Creates an input field where users can enter a value that matches the hashed value.

Redacting Data Manually or with Redact Events API

There may be certain data that you don't want stored in a LogScale repository, maybe not whole events, but specific text contained in events. For example, someone's password might have been inadvertently logged and stored in plain text in a repository. Another example could be that someone under the European GDPR has requested all information on them not be saved.

The best practice regarding these situations is either not to send the data to LogScale, or to have LogScale not store the data. For the first preventive measure, you might configure your log shipper to filter out passwords and other sensitive data.

For the second measure, you could configure the parser you assign to a datasource so as not to record specific data. You might configure a parser like so:

case {
| dropEvent();
| replace(field=password,with="XXXXXX");

These measures should help greatly to reduce the amount of sensitive data that is recorded. However, there may still be data that makes it through and is stored in a repository.

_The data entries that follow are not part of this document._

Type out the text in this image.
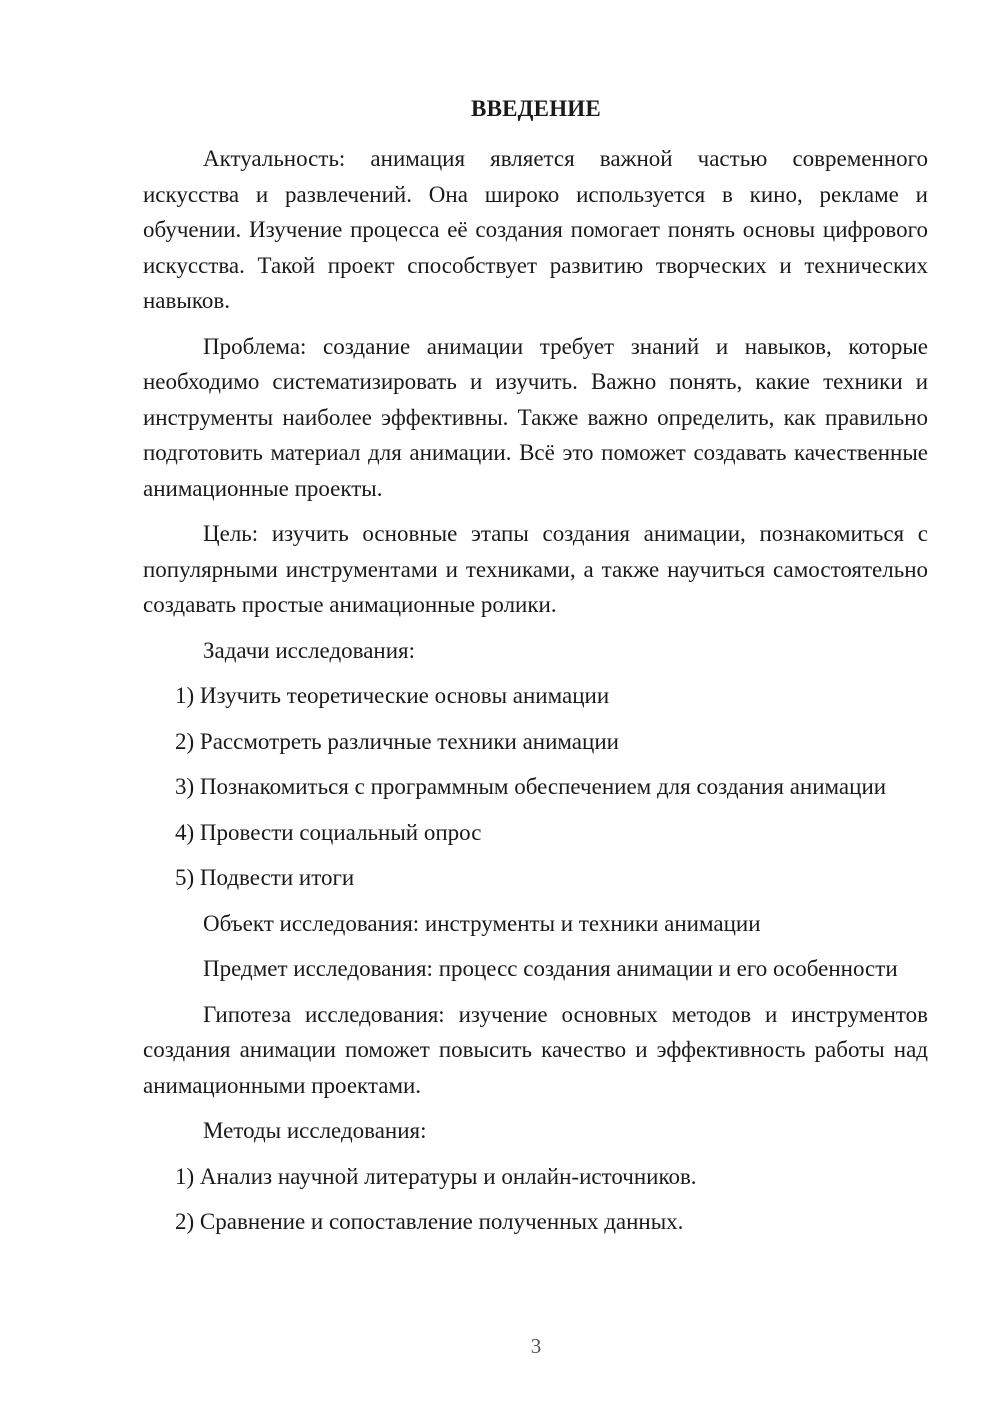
ВВЕДЕНИЕ

Актуальность: анимация является важной частью современного искусства и развлечений. Она широко используется в кино, рекламе и обучении. Изучение процесса её создания помогает понять основы цифрового искусства. Такой проект способствует развитию творческих и технических навыков.

Проблема: создание анимации требует знаний и навыков, которые необходимо систематизировать и изучить. Важно понять, какие техники и инструменты наиболее эффективны. Также важно определить, как правильно подготовить материал для анимации. Всё это поможет создавать качественные анимационные проекты.

Цель: изучить основные этапы создания анимации, познакомиться с популярными инструментами и техниками, а также научиться самостоятельно создавать простые анимационные ролики.

Задачи исследования:

1) Изучить теоретические основы анимации

2) Рассмотреть различные техники анимации

3) Познакомиться с программным обеспечением для создания анимации

4) Провести социальный опрос

5) Подвести итоги

Объект исследования: инструменты и техники анимации

Предмет исследования: процесс создания анимации и его особенности

Гипотеза исследования: изучение основных методов и инструментов создания анимации поможет повысить качество и эффективность работы над анимационными проектами.

Методы исследования:

1) Анализ научной литературы и онлайн-источников.

2) Сравнение и сопоставление полученных данных.

3
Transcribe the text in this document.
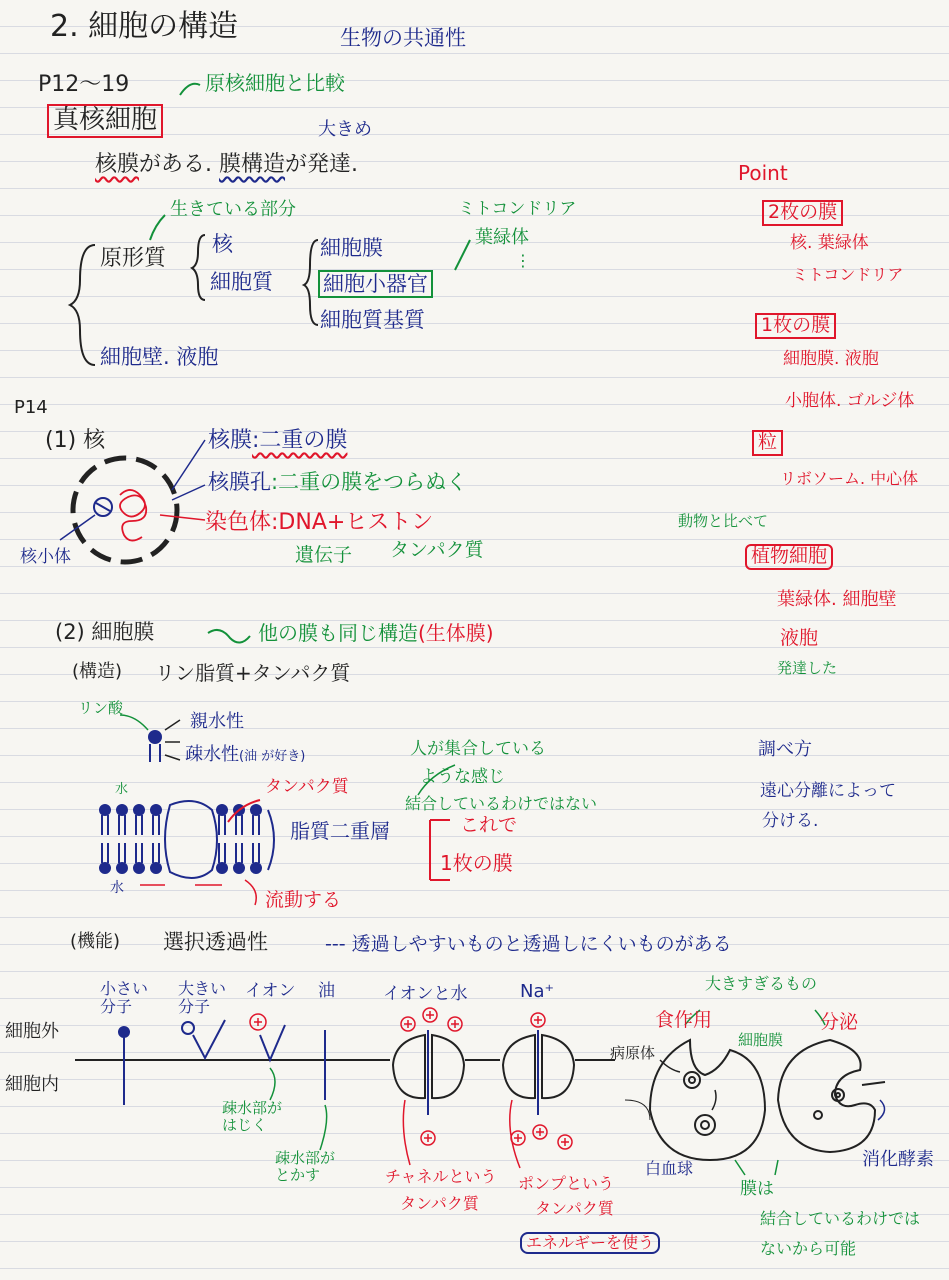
2. 細胞の構造	生物の共通性
P12〜19	原核細胞と比較
真核細胞	大きめ
核膜がある. 膜構造が発達.
生きている部分
原形質
核
細胞質
細胞膜
細胞小器官
細胞質基質
ミトコンドリア
葉緑体
⋮
細胞壁. 液胞
Point
2枚の膜
核. 葉緑体
ミトコンドリア
1枚の膜
細胞膜. 液胞
小胞体. ゴルジ体
粒
リボソーム. 中心体
動物と比べて
植物細胞
葉緑体. 細胞壁
液胞
発達した
調べ方
遠心分離によって
分ける.
P14
(1) 核	核膜:二重の膜
核膜孔:二重の膜をつらぬく
染色体:DNA+ヒストン
遺伝子 タンパク質
核小体
(2) 細胞膜	他の膜も同じ構造(生体膜)
(構造) リン脂質+タンパク質
リン酸
親水性
疎水性(油 が好き)
水
水
タンパク質
脂質二重層	これで
1枚の膜
人が集合している
ような感じ
結合しているわけではない
流動する
(機能) 選択透過性	--- 透過しやすいものと透過しにくいものがある
小さい分子
大きい分子
イオン 油	イオンと水	Na⁺
細胞外
細胞内
疎水部がはじく
疎水部がとかす	チャネルという
タンパク質
ポンプという
タンパク質
エネルギーを使う
大きすぎるもの
食作用	分泌
病原体
細胞膜
白血球	消化酵素
膜は
結合しているわけでは
ないから可能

For those, you'll have to redact the specific text.

You can't use the LogScale User Interface to delete text contained in an event entry in a repository. Instead, you'll have to do this from the command-line, using the Redact Events API.

Below is an example of how to do this using the curl command:

$ curl -v "https://$YOUR_LOGSCALE_URL/api/v1/repositories/$REPO_NAME/deleteevents" \
  -X POST \
  -H "Authorization: Bearer $TOKEN" \
  -H "Content-Type: application/json" \
  -d '{"queryString": "password=*", "startTime": 1551074900671, "endTime": 1612219536721}'

In this example, you would replace $YOUR_LOGSCALE_URL either the URL to your own server, or the URL to the LogScale Cloud environment you're using. For more information, see LogScale URLs & Endpoints.

You will also need to replace $REPO_NAME in the example above with the name of the repository from which you want to delete data.

The last variable you would replace is $TOKEN. Replace it with the default API token for the repository. To find this token, go to the Settings tab in the LogScale User Interface. Click on API Tokens to see a list of your tokens (see Figure 9 here). You can copy the default one from the panel there and paste it into the example above, or create an environment variable by which you would access it.

As for the rest of the example, you will need to adjust the last line, preceded with the delete option (i.e., -d). Change password=* to the text for which it should search. Notice the wildcard (i.e., *). That will have it include the password. This will result in both the key and value being deleted. Be sure to change the start and end times to the range of time on which to search the repository for that query string.

Best Practices

Some best practices to consider following when completing data anonymization of any kind include:

  • Administrator access is necessary to access Group/Role settings globally, and other feature access depends on what your Role permissions are.

  • Query Prefix options are at the Group level, under assigned Roles, and can be found by clicking the ‘person' icon at the top right of the UI, then Organizational Settings → Groups → Choose a Group → Select a Role assigned to that Group.

  • You should test hashRewrite() and replace() on data in the Search UI before applying them in a parser, query prefix, or event filter settings.

  • You can create test log lines using the createEvents() function, then running this as a search and uncommenting different lines to see how it works.